2025-07-02 –, Theil C1-3 (60p)
This session presents a VR-based experiential learning workshop designed to teach psychology students about systemic and community-level barriers to mental health. Evaluation and exam results suggest that immersive learning enhances understanding and retention of health inequalities and may reduce disparities in student performance.
Can VR-based experiential learning foster empathy and perspective-taking to improve students' understanding of complex social issues?
We present a VR-based workshop concept designed to help bachelor's and master's psychology students understand how systemic and community-level barriers contribute to socio-economic mental health disparities. In five workshops, students were briefly immersed in contrasting VR neighbourhoods—half experienced a deprived, the other half a middle-class setting—and asked to imagine living in the community while being the target of a mental health intervention (e.g. an online mindfulness programme). They reflected on how neighbourhood conditions might support or hinder their ability to benefit from the intervention and influence required behaviour change.
Afterwards, students participated in guided group reflection, using their VR experiences to explore how community-level factors (e.g. crime, safety, social cohesion, access to green space) affect the success of interventions—and how these may unintentionally reinforce inequalities by favouring those in middle-class environments.
Evaluation data from 24 bachelor’s and 15 master’s students showed high scores in empathy, systemic understanding, and the perceived value of VR for learning about health inequalities. Notably, there were no differences between students who experienced the deprived versus the middle-class VR neighbourhood.
We also analysed exam performance from two sessions of third-year bachelor students (n=15 and n=16) in the Public Mental Health module.
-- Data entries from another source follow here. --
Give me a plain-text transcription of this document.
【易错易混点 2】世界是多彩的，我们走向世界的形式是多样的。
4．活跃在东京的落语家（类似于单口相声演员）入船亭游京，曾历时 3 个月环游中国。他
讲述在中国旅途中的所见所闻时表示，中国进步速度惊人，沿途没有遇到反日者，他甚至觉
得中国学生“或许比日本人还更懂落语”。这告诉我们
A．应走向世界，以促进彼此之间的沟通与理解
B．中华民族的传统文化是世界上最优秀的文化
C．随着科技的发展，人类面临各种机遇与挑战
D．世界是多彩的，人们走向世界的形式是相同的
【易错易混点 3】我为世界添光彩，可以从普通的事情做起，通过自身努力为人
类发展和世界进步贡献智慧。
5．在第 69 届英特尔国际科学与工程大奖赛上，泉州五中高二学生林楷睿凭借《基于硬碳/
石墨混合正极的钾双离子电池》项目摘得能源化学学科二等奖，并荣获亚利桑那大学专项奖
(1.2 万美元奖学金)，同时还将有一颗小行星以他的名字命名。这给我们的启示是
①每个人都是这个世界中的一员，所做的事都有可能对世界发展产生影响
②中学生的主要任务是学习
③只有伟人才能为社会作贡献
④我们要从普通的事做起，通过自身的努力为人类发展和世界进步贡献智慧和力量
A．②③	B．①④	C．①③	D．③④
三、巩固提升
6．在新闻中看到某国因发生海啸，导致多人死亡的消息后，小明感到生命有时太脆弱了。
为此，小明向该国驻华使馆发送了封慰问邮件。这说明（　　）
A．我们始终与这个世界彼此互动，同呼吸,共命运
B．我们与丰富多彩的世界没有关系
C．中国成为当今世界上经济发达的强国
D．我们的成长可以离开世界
The question directly related to the VR workshop had the highest average score (93.75%) and a low standard deviation (0.34), indicating strong retention and reduced variability in student performance compared to questions based on traditional teaching methods.
These findings suggest that immersive VR learning not only deepens understanding of complex social issues, but may also promote more equitable learning outcomes.
Jeanette Hadaschik (MSc) is a behavioural scientist and external PhD candidate in psychology at Maastricht University, where her research focuses on socio-economic health disparities and the role of Early Life Stress and socio-environmental factors in decision-making, risk-taking, and health behaviour. She uses VR to investigate the impact of threatening and dangerous environments on behaviour, exploring dynamics that contribute to health inequalities. Jeanette also runs her own behavioural science consultancy, Evidentia Behavioral Insights, advising organisations on evidence-based approaches to real-life problems, such as XR-based training and learning.
Dr. Nina Krohne is a research psychologist at the University of Primorska, Slovenia. Her work focuses on public mental health, with research interests spanning mental health literacy, trauma, suicidality, intimate partner violence, attitudes toward mental health, e-health, intervention implementation, and the impact of crises such as COVID-19. She teaches courses in public mental health and public health interventions, and also works as a cognitive behavioral therapy (CBT) counselor and mindfulness teacher. Her approach combines research, teaching, and practice to promote evidence-based support for individual and community mental wellbeing.